A script written by the acclaimed writer and featuring a horror icon and Edward Woodward could have been a dream project for director Robin Hardy while the filming of The Wicker Man over 50 years ago.
Even though today it is celebrated as a cult horror masterpiece, the degree of misery it brought the film-makers is now uncovered in newly discovered correspondence and early versions of the script.
This 1973 movie revolves around a puritan police officer, played by the actor, who travels on an isolated Scottish isle looking for a missing girl, only to encounter sinister local pagans who claim the girl was real. Britt Ekland was cast as an innkeeper’s sexually liberated daughter, who seduces the religious policeman, with Christopher Lee as the pagan aristocrat.
However, the working environment was frayed and fractious, the documents show. In a letter to the writer, the director wrote: “How dare you treat me this way?”
The screenwriter was already famous with acclaimed works such as Sleuth, but his script of The Wicker Man reveals Hardy’s brutal cuts to the screenplay.
Heavy edits feature the aristocrat’s dialogue in the final scene, which would have begun: “The child was only a small part – the part that showed. Do not reproach yourself, it was impossible you could have known.”
Conflict escalated outside the writer and director. A producer wrote: “The writer’s skill was marred by excessive indulgence that drove him to prove himself too clever by half.”
In a letter to the production team, Hardy complained about the film’s editor, the editing specialist: “I don’t think he likes the theme or style of the film … and thinks that he has had enough of it.”
In a correspondence, Lee referred to the film as “alluring and enigmatic”, even with “dealing with a talkative producer, a stressed screenwriter and an overpaid and hostile director”.
A large collection of letters relating to the film was part of six sack-loads of documents left in the loft of the old house of the director’s spouse, Caroline. Included were previously unseen scripts, visual plans, on-set photographs and budget records, many of which reflect the challenges faced by the film-makers.
Hardy’s sons Justin and Dominic, now 60 and 63, have drawn on the material for an upcoming publication, titled Children of The Wicker Man. It reveals the extreme pressures on Hardy during the making of the movie – including a health crisis to financial ruin.
At first, the film failed commercially and, in the aftermath of its failure, the director abandoned his wife and their children for a new life in America. Legal letters show his wife as the film’s uncredited executive producer and that Hardy owed her up to a large sum. She was forced to sell their house and passed away in 1984, in her fifties, suffering from addiction, never knowing that her film eventually became a global hit.
Justin, a Bafta-nominated historian film-maker, described The Wicker Man as “the film that ruined our family”.
When he was contacted by a resident living in his mother’s old house, asking whether he wished to collect the documents, his first thought was to propose burning “all of it”.
But then he and his stepbrother Dominic opened up the sacks and understood the importance of what they held.

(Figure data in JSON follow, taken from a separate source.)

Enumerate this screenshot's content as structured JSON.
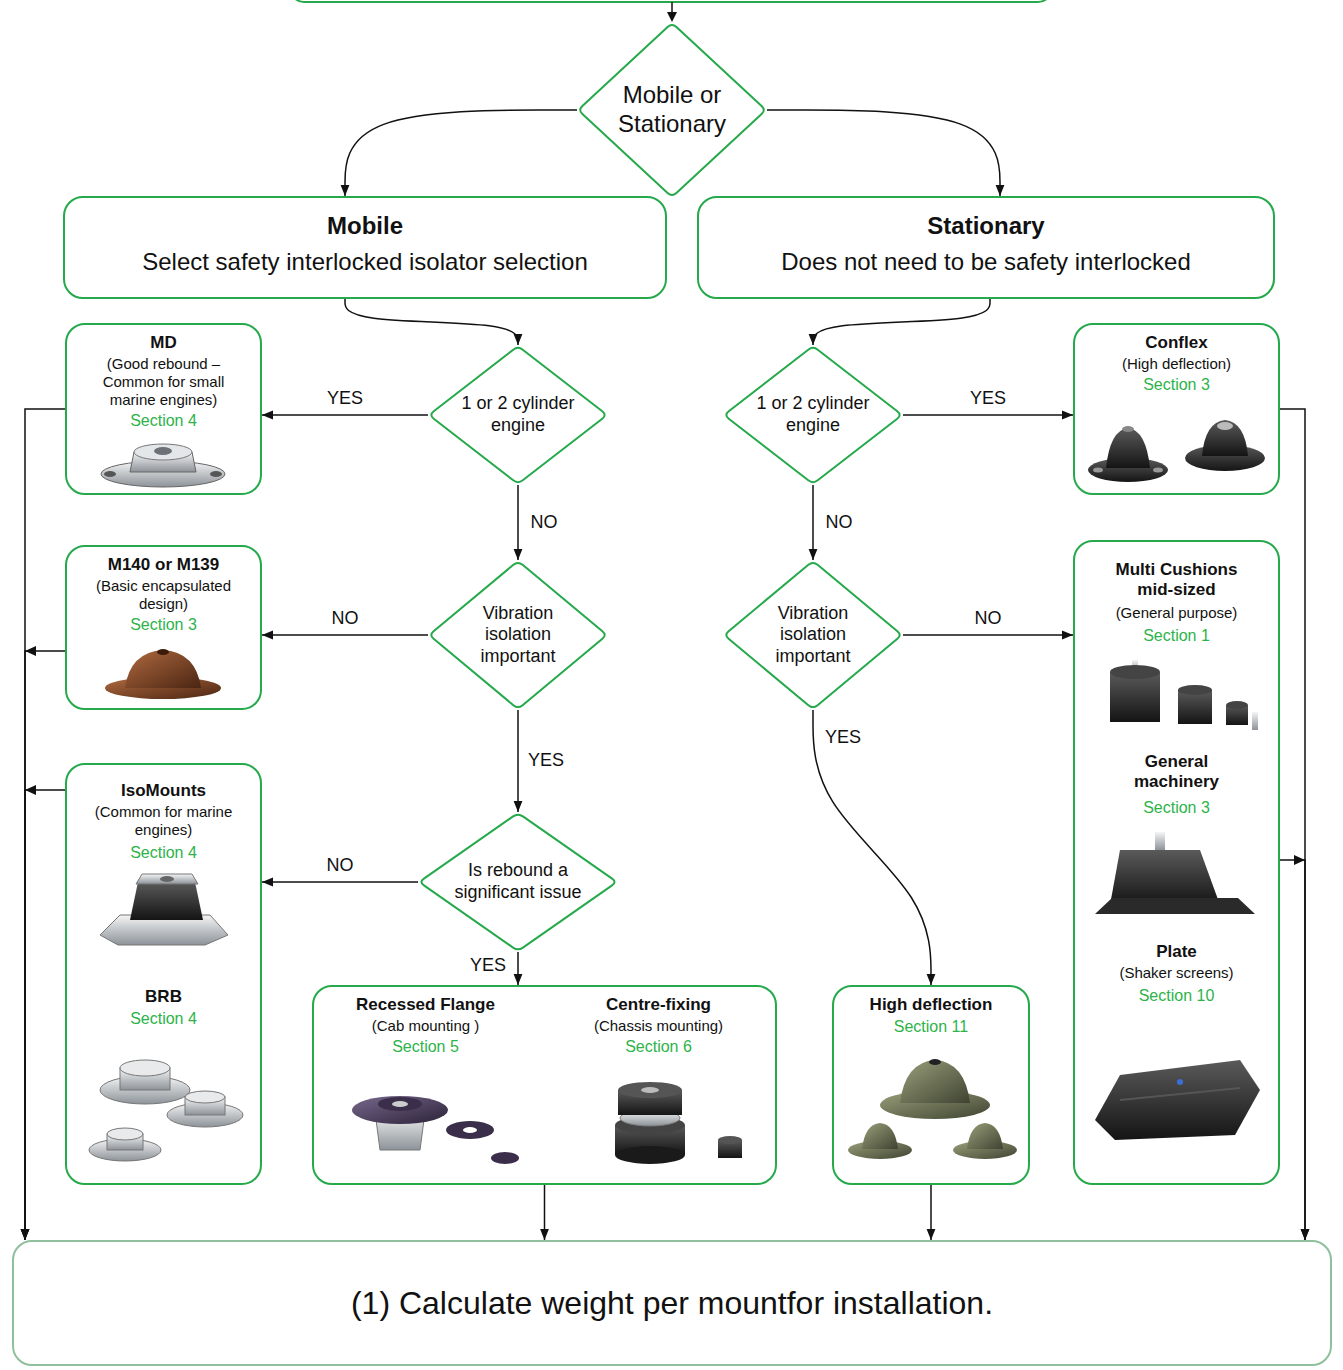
{
  "diagram": {
    "nodes": [
      {
        "text": [
          "Mobile or Stationary"
        ]
      },
      {
        "text": [
          "Mobile",
          "Select safety interlocked isolator selection"
        ]
      },
      {
        "text": [
          "Stationary",
          "Does not need to be safety interlocked"
        ]
      },
      {
        "text": [
          "MD",
          "(Good rebound – Common for small marine engines)",
          "Section 4"
        ]
      },
      {
        "text": [
          "1 or 2 cylinder engine"
        ]
      },
      {
        "text": [
          "1 or 2 cylinder engine"
        ]
      },
      {
        "text": [
          "Conflex",
          "(High deflection)",
          "Section 3"
        ]
      },
      {
        "text": [
          "M140 or M139",
          "(Basic encapsulated design)",
          "Section 3"
        ]
      },
      {
        "text": [
          "Vibration isolation important"
        ]
      },
      {
        "text": [
          "Vibration isolation important"
        ]
      },
      {
        "text": [
          "Multi Cushions mid-sized",
          "(General purpose)",
          "Section 1",
          "General machinery",
          "Section 3",
          "Plate",
          "(Shaker screens)",
          "Section 10"
        ]
      },
      {
        "text": [
          "IsoMounts",
          "(Common for marine engines)",
          "Section 4",
          "BRB",
          "Section 4"
        ]
      },
      {
        "text": [
          "Is rebound a significant issue"
        ]
      },
      {
        "text": [
          "Recessed Flange",
          "(Cab mounting )",
          "Section 5",
          "Centre-fixing",
          "(Chassis mounting)",
          "Section 6"
        ]
      },
      {
        "text": [
          "High deflection",
          "Section 11"
        ]
      },
      {
        "text": [
          "(1) Calculate weight per mountfor installation."
        ]
      }
    ],
    "edges": [
      {
        "from": 0,
        "to": 1,
        "arrow": "to"
      },
      {
        "from": 0,
        "to": 2,
        "arrow": "to"
      },
      {
        "from": 1,
        "to": 4,
        "arrow": "to"
      },
      {
        "from": 2,
        "to": 5,
        "arrow": "to"
      },
      {
        "from": 4,
        "to": 3,
        "label": "YES",
        "arrow": "to"
      },
      {
        "from": 4,
        "to": 8,
        "label": "NO",
        "arrow": "to"
      },
      {
        "from": 5,
        "to": 6,
        "label": "YES",
        "arrow": "to"
      },
      {
        "from": 5,
        "to": 9,
        "label": "NO",
        "arrow": "to"
      },
      {
        "from": 8,
        "to": 7,
        "label": "NO",
        "arrow": "to"
      },
      {
        "from": 8,
        "to": 12,
        "label": "YES",
        "arrow": "to"
      },
      {
        "from": 9,
        "to": 10,
        "label": "NO",
        "arrow": "to"
      },
      {
        "from": 9,
        "to": 14,
        "label": "YES",
        "arrow": "to"
      },
      {
        "from": 12,
        "to": 11,
        "label": "NO",
        "arrow": "to"
      },
      {
        "from": 12,
        "to": 13,
        "label": "YES",
        "arrow": "to"
      },
      {
        "from": 3,
        "to": 15,
        "arrow": "to"
      },
      {
        "from": 7,
        "to": 15,
        "arrow": "to"
      },
      {
        "from": 11,
        "to": 15,
        "arrow": "to"
      },
      {
        "from": 13,
        "to": 15,
        "arrow": "to"
      },
      {
        "from": 14,
        "to": 15,
        "arrow": "to"
      },
      {
        "from": 6,
        "to": 15,
        "arrow": "to"
      },
      {
        "from": 10,
        "to": 15,
        "arrow": "to"
      }
    ]
  }
}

Dominic, a scholar, commented: “Every key figure is represented. We found an original script by Shaffer, but with his father’s notes as filmmaker, ‘containing’ the writer’s excess. Due to his legal background, he tended to overwrite and his father just went ‘cut, cut, cut’. They respected each other and hated each other.”
Writing the book provided some “resolution”, the son said.
His family never benefited financially from the production, he added: “This movie has gone on to make so much money for other people. It’s unfair. Dad accepted a small fee. Thus, he missed out on any of the upside. Christopher Lee also did not get payment from it either, despite the fact he performed his role for no pay, to leave his previous studio. Therefore, it was a very unkind film.”